Andrew Schapiro overlapped with Barack Obama at Harvard Law School—Schapiro was a year ahead—and, like the future president, served on the Harvard Law Review. They remained friends and Schapiro and his wife, Tamar Newberger, were among Obama’s top fundraisers/bundlers.
The reward for Schapiro, a white-collar defense litigator specializing in appellate cases, a partner at Quinn Emanuel Urquhart & Sullivan, and before that at Mayer Brown, is the nomination for the posting to Prague as our country’s ambassador to the Czech Republic.
It’s a lovely assignment. The ambassador’s 72-room Beaux-Arts residence, built in the late 1920s by a Jewish businessman and once home to the late Shirley Temple Black, ambassador to Czechoslovakia during the 1989 Velvet Revolution, sits on six acres, and comes complete with a uniformed staff.
A magna cum laude graduate of Yale College and Harvard Law School, a Marshall Scholar at Oxford, law clerk to federal appeals court judge Richard Posner and to Supreme Court justice Harry Blackmun, Schapiro may have no discernable foreign policy experience, but he certainly has the intellectual chops to be posted abroad. He’s unlikely to earn the scorn of Senate Foreign Relations Committee member John McCain, who has heaped abuse on other political (bundler) as opposed to professional (Foreign Service-trained) nominees.
A critical mass of complaint about bundler nominees has been established in recent weeks, bolstered by several op-ed pieces calling for the end to this practice, and citing some of the more ludicrous Obama nominees—a bundler ambassador to Norway, George Tsunis, who didn’t know that the country, a constitutional monarchy, doesn’t have a president; a bundler ambassador to Argentina, Noah Mamet, who, McCain wrote in a Wall Street Journal op-ed, “seemed not to understand basic facts about Argentina or the serious challenges that would confront our ambassador there,” and had never set foot in that country. And, as I have written previously, bundler Colleen Bell, former Chicagoan and soap opera producer/writer, Obama’s nominee to take over the embassy in Budapest, who fumbled the answer to McCain’s question, “What are our strategic interests in Hungary?”
Bell and Tsunis have already had their hearings before the Senate Foreign Relations Committee, but have not yet been confirmed by the full Senate (Mamet has not yet had his committee vote), although all three likely will be eventually—and reluctantly.

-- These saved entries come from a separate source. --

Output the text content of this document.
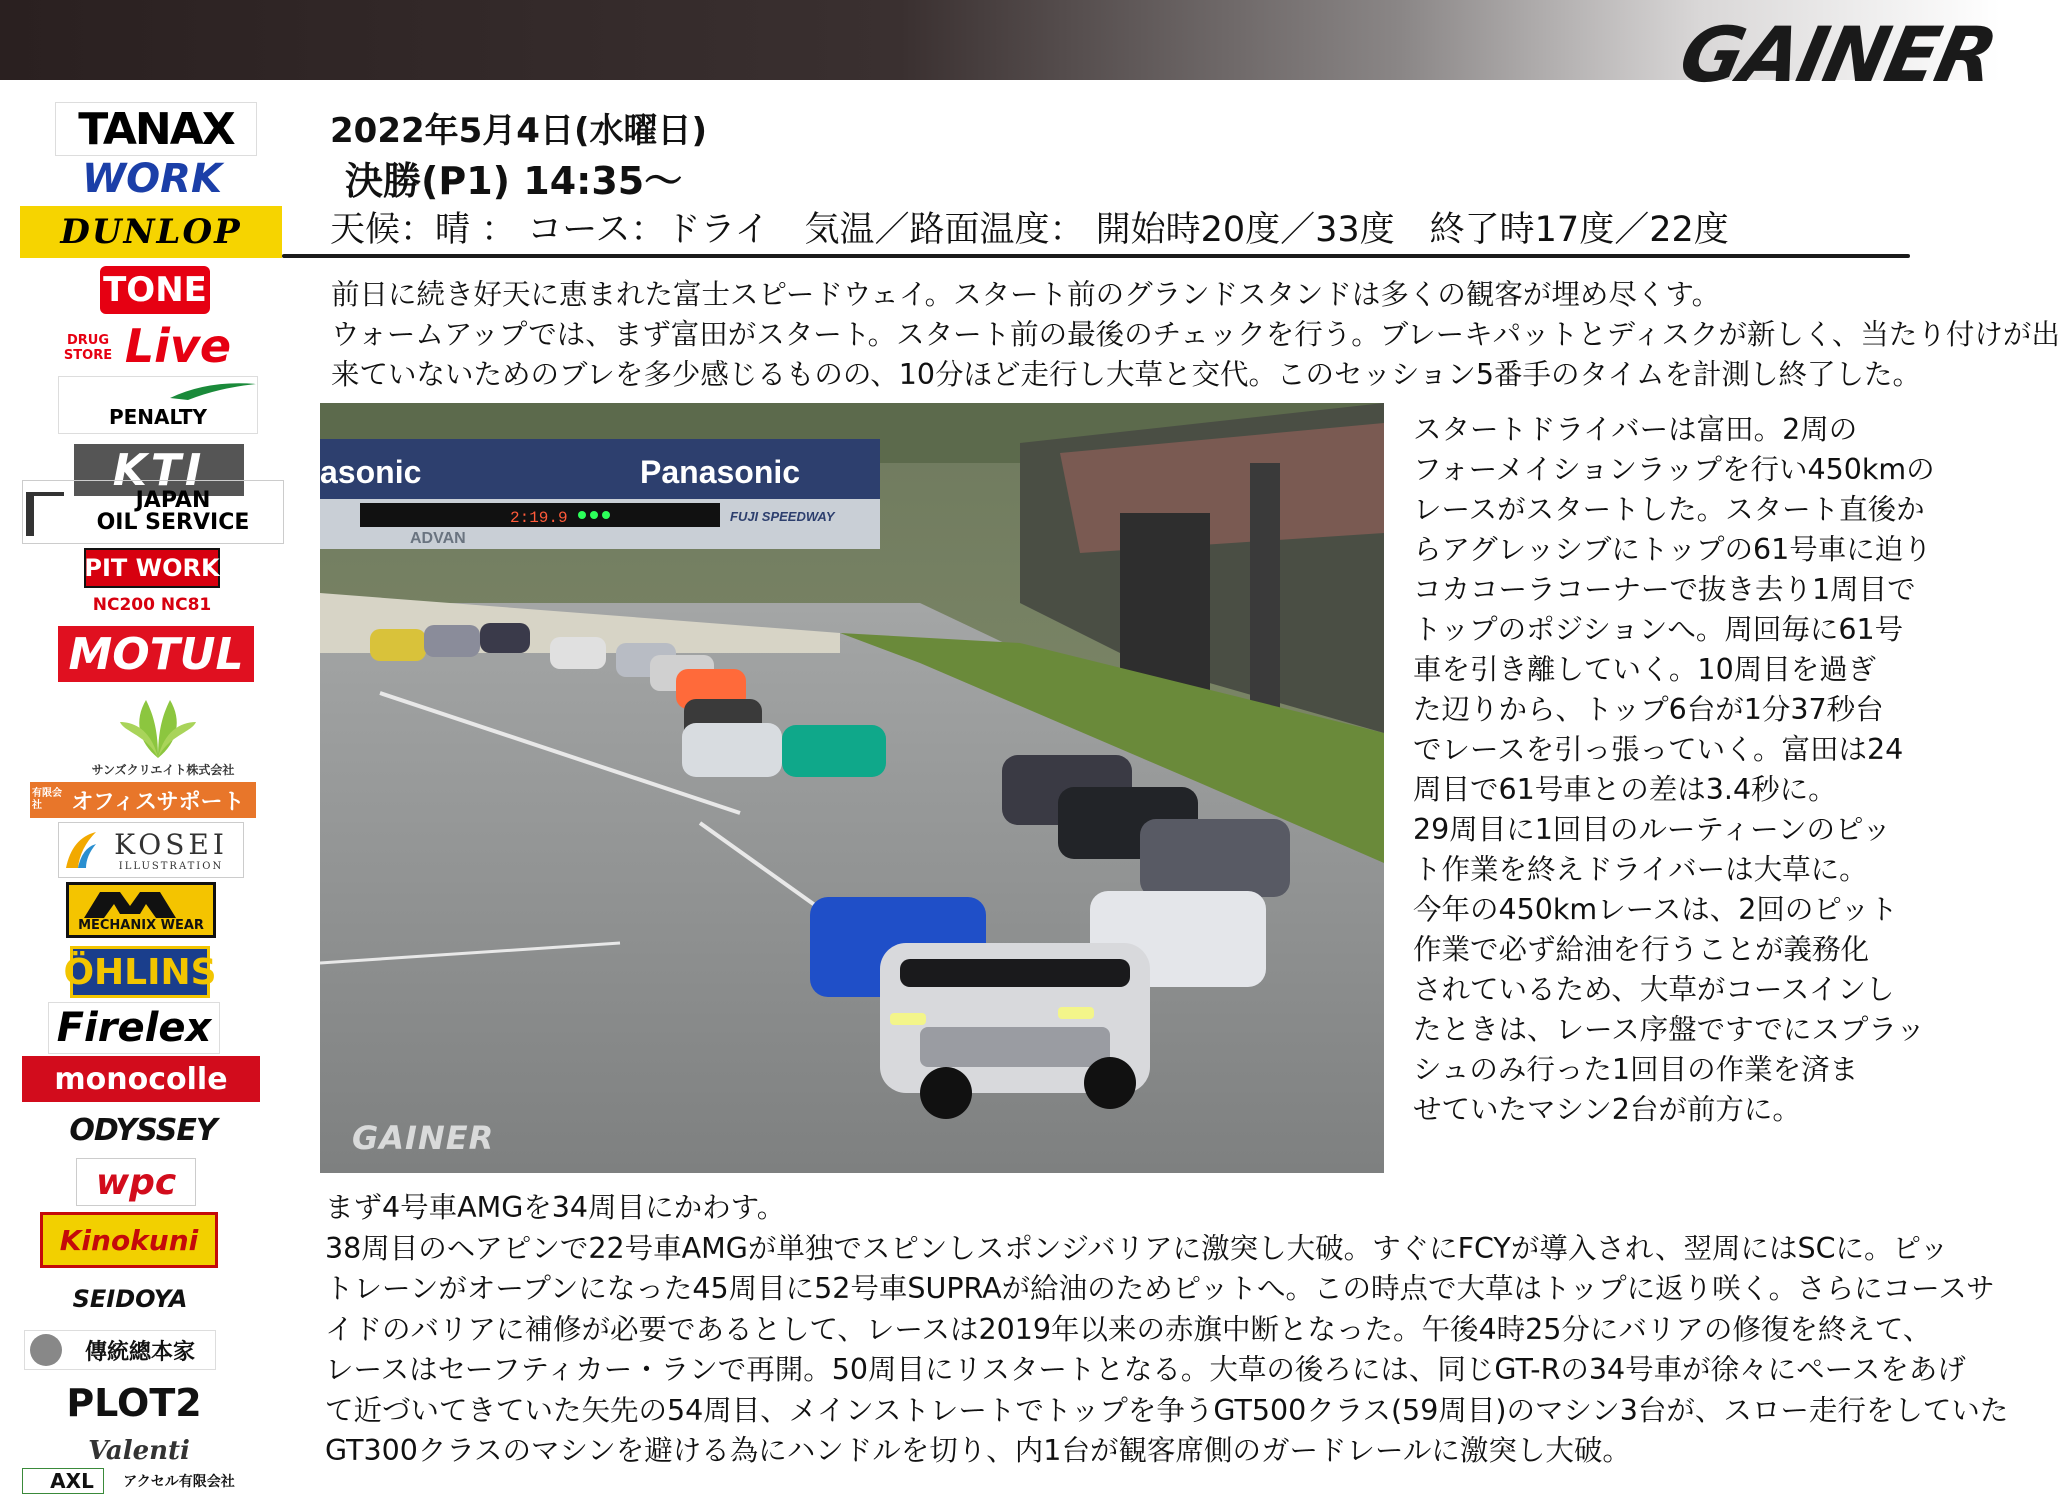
GAINER
TANAX
WORK
DUNLOP
TONE
DRUG STORE Live
PENALTY
KTI
JAPAN
OIL SERVICE
PIT WORK
NC200 NC81
MOTUL
サンズクリエイト株式会社
オフィスサポート
有限会社
KOSEI
ILLUSTRATION
MECHANIX WEAR
ÖHLINS
Firelex
monocolle
ODYSSEY
wpc
Kinokuni
SEIDOYA
傳統總本家
PLOT2
Valenti
AXL	アクセル有限会社
2022年5月4日(水曜日)
決勝(P1) 14:35～
天候：晴 ： コース：ドライ　気温／路面温度： 開始時20度／33度　終了時17度／22度
前日に続き好天に恵まれた富士スピードウェイ。スタート前のグランドスタンドは多くの観客が埋め尽くす。
ウォームアップでは、まず富田がスタート。スタート前の最後のチェックを行う。ブレーキパットとディスクが新しく、当たり付けが出
来ていないためのブレを多少感じるものの、10分ほど走行し大草と交代。このセッション5番手のタイムを計測し終了した。
asonic	Panasonic
2:19.9
ADVAN
FUJI SPEEDWAY
GAINER
スタートドライバーは富田。2周の
フォーメイションラップを行い450kmの
レースがスタートした。スタート直後か
らアグレッシブにトップの61号車に迫り
コカコーラコーナーで抜き去り1周目で
トップのポジションへ。周回毎に61号
車を引き離していく。10周目を過ぎ
た辺りから、トップ6台が1分37秒台
でレースを引っ張っていく。富田は24
周目で61号車との差は3.4秒に。
29周目に1回目のルーティーンのピッ
ト作業を終えドライバーは大草に。
今年の450kmレースは、2回のピット
作業で必ず給油を行うことが義務化
されているため、大草がコースインし
たときは、レース序盤ですでにスプラッ
シュのみ行った1回目の作業を済ま
せていたマシン2台が前方に。
まず4号車AMGを34周目にかわす。
38周目のヘアピンで22号車AMGが単独でスピンしスポンジバリアに激突し大破。すぐにFCYが導入され、翌周にはSCに。ピッ
トレーンがオープンになった45周目に52号車SUPRAが給油のためピットへ。この時点で大草はトップに返り咲く。さらにコースサ
イドのバリアに補修が必要であるとして、レースは2019年以来の赤旗中断となった。午後4時25分にバリアの修復を終えて、
レースはセーフティカー・ランで再開。50周目にリスタートとなる。大草の後ろには、同じGT-Rの34号車が徐々にペースをあげ
て近づいてきていた矢先の54周目、メインストレートでトップを争うGT500クラス(59周目)のマシン3台が、スロー走行をしていた
GT300クラスのマシンを避ける為にハンドルを切り、内1台が観客席側のガードレールに激突し大破。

The Washington Post’s Al Kamen reported yesterday that 15 former presidents of the American Foreign Service Association, a trade union for members of the Foreign Service, wrote to Senate leaders Harry Reid and Mitch McConnell, as well as 11 other senators, asking that they reject Tsunis, Bell and Mamet, who, they wrote, have been “subjected to widespread ridicule, not only in the U.S. but also abroad.” The reason to reject given by the former AFSA presidents is that “[the nominees] appear to have been chosen on the basis of their service in raising money for electoral campaigns.”
Schapiro is a different caliber of nominee whose hearing, I’d wager, will be respectful, his performance way above average, and his confirmation by the committee and the full Senate, certain. He succeeds another bundler ambassador, Norman Eisen, also an Obama Harvard Law classmate (and a litigator), who, before going to Prague in 2011, was the White House ethics advisor.

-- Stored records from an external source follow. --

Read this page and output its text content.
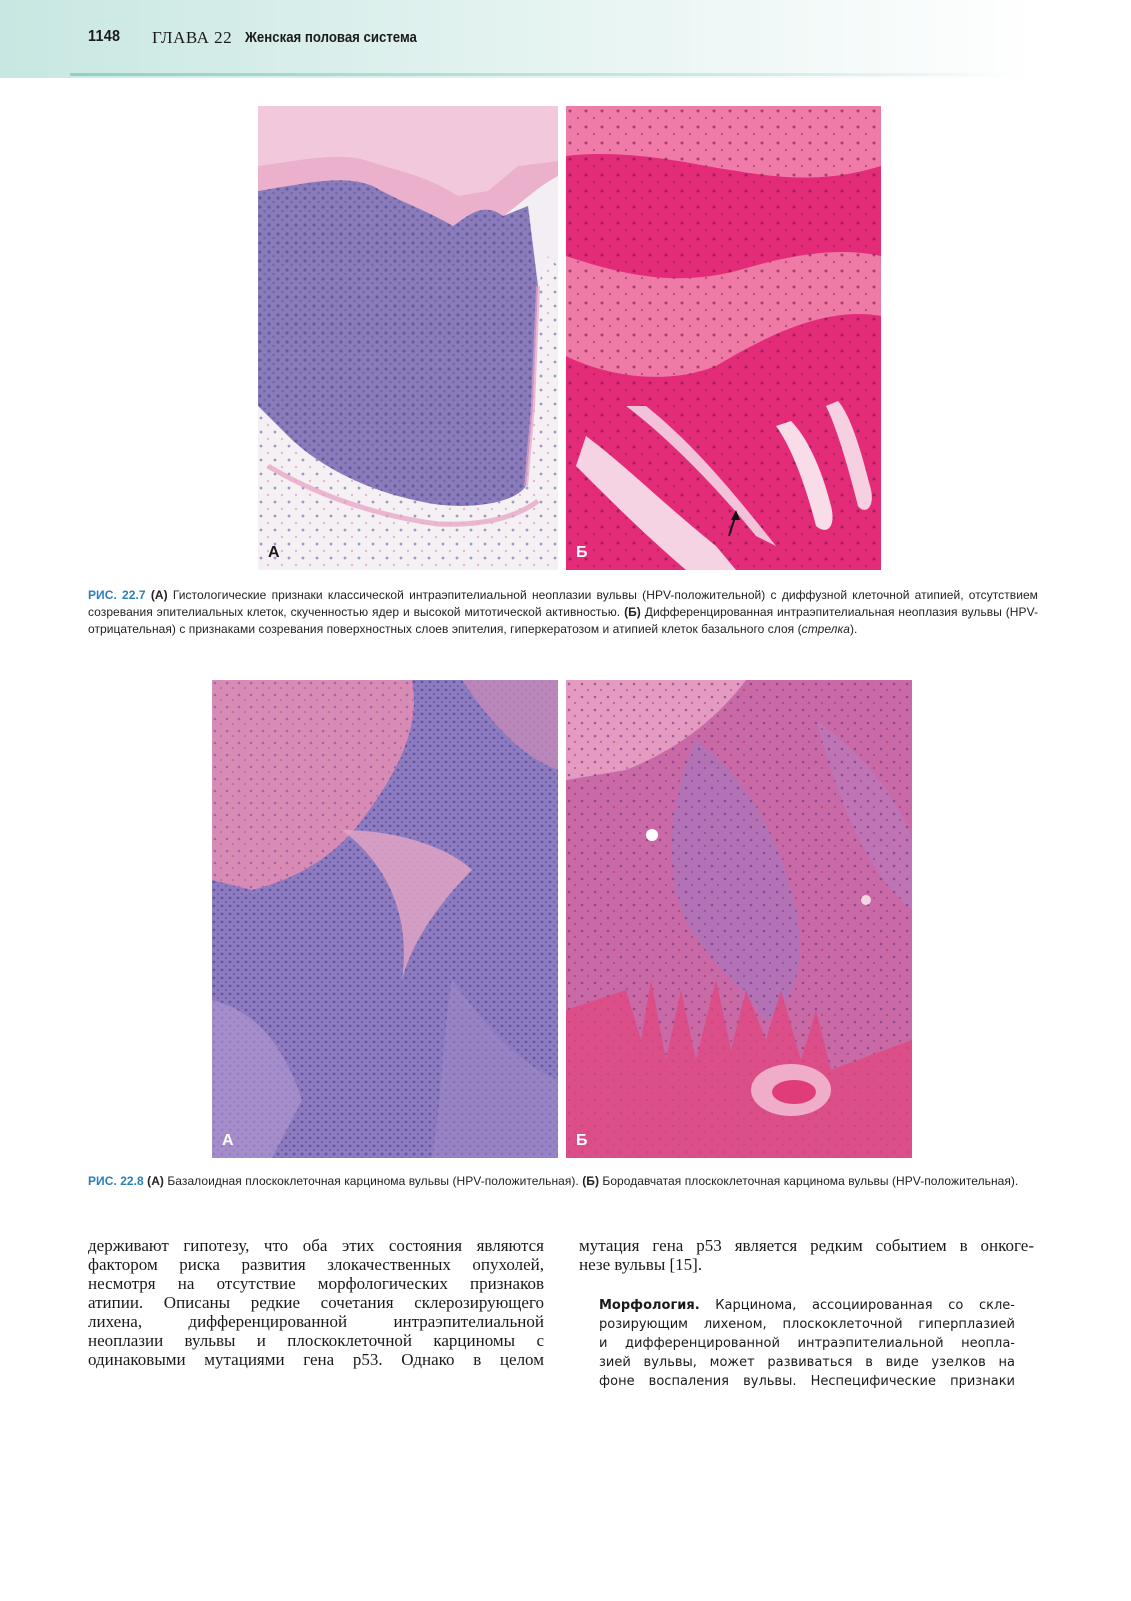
1148 ГЛАВА 22 Женская половая система
А	Б
РИС. 22.7 (А) Гистологические признаки классической интраэпителиальной неоплазии вульвы (HPV-положительной) с диффузной клеточной атипией, отсутствием созревания эпителиальных клеток, скученностью ядер и высокой митотической активностью. (Б) Дифференцированная интраэпителиальная неоплазия вульвы (HPV-отрицательная) с признаками созревания поверхностных слоев эпителия, гиперкератозом и атипией клеток базального слоя (стрелка).
А	Б
РИС. 22.8 (А) Базалоидная плоскоклеточная карцинома вульвы (HPV-положительная). (Б) Бородавчатая плоскоклеточная карцинома вульвы (HPV-положительная).
держивают гипотезу, что оба этих состояния являются
фактором риска развития злокачественных опухолей,
несмотря на отсутствие морфологических признаков
атипии. Описаны редкие сочетания склерозирующего
лихена, дифференцированной интраэпителиальной
неоплазии вульвы и плоскоклеточной карциномы с
одинаковыми мутациями гена p53. Однако в целом
мутация гена p53 является редким событием в онкоге-
незе вульвы [15].
Морфология. Карцинома, ассоциированная со скле-
розирующим лихеном, плоскоклеточной гиперплазией
и дифференцированной интраэпителиальной неопла-
зией вульвы, может развиваться в виде узелков на
фоне воспаления вульвы. Неспецифические признаки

His family history will work in his favor. Schapiro’s mother, who was born in Prague, was a Czech refugee from the Holocaust. According to a 2007 Sun-Times obituary, Raya Czerner, then 5, and her sister, Helga, 7, escaped with an uncle from Nazi-held Czechoslovakia. Their grandmother and another uncle stayed behind and both died, one at Treblinka and the other at Auschwitz. Raya’s family settled in Hyde Park and she attended Chicago public schools, became a psychiatrist in Chicago, taught at Northwestern Medical School, and married Joseph Schapiro, a pediatrician.

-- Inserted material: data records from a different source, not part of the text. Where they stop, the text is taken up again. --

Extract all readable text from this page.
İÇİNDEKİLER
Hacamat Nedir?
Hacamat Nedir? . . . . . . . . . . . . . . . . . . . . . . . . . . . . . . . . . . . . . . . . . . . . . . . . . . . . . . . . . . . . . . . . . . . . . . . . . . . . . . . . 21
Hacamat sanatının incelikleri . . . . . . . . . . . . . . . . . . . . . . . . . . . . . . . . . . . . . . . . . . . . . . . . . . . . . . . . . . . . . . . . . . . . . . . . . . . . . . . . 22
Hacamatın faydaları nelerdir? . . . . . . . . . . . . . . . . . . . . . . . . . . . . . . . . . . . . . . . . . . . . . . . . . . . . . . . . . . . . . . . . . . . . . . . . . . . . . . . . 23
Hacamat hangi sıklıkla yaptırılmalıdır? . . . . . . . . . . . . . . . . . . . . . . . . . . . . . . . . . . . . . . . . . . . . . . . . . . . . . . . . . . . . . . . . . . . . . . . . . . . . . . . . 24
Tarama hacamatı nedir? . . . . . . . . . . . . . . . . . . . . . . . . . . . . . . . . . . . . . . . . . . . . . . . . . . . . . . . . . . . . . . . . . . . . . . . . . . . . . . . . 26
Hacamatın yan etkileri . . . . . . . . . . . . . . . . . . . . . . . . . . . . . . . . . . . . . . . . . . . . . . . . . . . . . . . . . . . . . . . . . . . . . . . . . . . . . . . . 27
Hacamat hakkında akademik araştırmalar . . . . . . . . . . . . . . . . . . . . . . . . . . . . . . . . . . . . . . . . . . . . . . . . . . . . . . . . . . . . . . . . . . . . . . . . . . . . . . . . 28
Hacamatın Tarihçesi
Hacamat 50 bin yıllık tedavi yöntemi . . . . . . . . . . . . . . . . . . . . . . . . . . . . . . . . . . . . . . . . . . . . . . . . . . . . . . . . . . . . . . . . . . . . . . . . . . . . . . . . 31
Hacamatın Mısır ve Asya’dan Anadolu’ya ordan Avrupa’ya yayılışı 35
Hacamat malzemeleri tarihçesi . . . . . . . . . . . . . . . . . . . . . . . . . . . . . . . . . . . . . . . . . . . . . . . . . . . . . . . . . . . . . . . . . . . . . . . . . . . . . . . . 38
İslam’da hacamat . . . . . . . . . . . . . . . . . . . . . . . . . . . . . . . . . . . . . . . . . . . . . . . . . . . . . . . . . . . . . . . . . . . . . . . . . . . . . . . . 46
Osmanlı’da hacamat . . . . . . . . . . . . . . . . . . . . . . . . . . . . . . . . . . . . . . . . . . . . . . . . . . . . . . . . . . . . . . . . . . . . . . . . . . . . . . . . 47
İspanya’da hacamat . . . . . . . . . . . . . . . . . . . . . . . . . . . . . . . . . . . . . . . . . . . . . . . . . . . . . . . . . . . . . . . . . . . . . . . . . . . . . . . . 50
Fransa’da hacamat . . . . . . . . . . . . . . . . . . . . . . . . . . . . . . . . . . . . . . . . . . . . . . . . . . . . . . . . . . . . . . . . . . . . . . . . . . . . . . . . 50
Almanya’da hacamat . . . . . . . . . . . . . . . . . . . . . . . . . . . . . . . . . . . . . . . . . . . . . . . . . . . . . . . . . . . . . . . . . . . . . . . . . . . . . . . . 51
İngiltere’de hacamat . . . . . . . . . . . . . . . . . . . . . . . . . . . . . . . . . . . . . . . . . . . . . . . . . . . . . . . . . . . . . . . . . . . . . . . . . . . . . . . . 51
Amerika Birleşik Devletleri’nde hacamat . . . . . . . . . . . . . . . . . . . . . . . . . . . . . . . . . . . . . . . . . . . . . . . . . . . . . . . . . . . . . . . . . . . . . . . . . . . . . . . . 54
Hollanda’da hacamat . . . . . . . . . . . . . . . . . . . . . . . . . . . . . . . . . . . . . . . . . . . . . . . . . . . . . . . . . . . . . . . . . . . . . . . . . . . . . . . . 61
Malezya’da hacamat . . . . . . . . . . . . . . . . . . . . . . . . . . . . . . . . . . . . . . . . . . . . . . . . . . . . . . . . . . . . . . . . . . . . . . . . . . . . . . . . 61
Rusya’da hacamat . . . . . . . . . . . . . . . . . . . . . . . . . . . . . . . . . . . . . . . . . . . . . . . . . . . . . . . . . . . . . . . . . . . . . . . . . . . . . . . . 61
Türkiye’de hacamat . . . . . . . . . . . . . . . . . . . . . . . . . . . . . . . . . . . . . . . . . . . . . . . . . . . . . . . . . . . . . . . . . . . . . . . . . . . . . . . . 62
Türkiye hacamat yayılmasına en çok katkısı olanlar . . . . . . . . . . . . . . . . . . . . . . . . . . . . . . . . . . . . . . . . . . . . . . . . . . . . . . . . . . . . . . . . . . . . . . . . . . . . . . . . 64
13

Eisen’s mother, according to the Washington Post, “…grew up in what was then eastern Czechoslovakia, survived Auschwitz, returned home after the war and, when the Communists took power in Czechoslovakia in 1948, fled to the United States.”
In an odd and satisfying twist of history, the embassy residence in which Eisen (an Orthodox Jew) lives and Schapiro, also Jewish, will soon live, was commandeered in 1939 by the Nazis, who turned it into the headquarters for the Nazi Wehrmacht’s chief of staff. The U.S. bought the property in 1948—the year the Communists took over Czechoslovakia—and turned it into the American ambassador’s residence.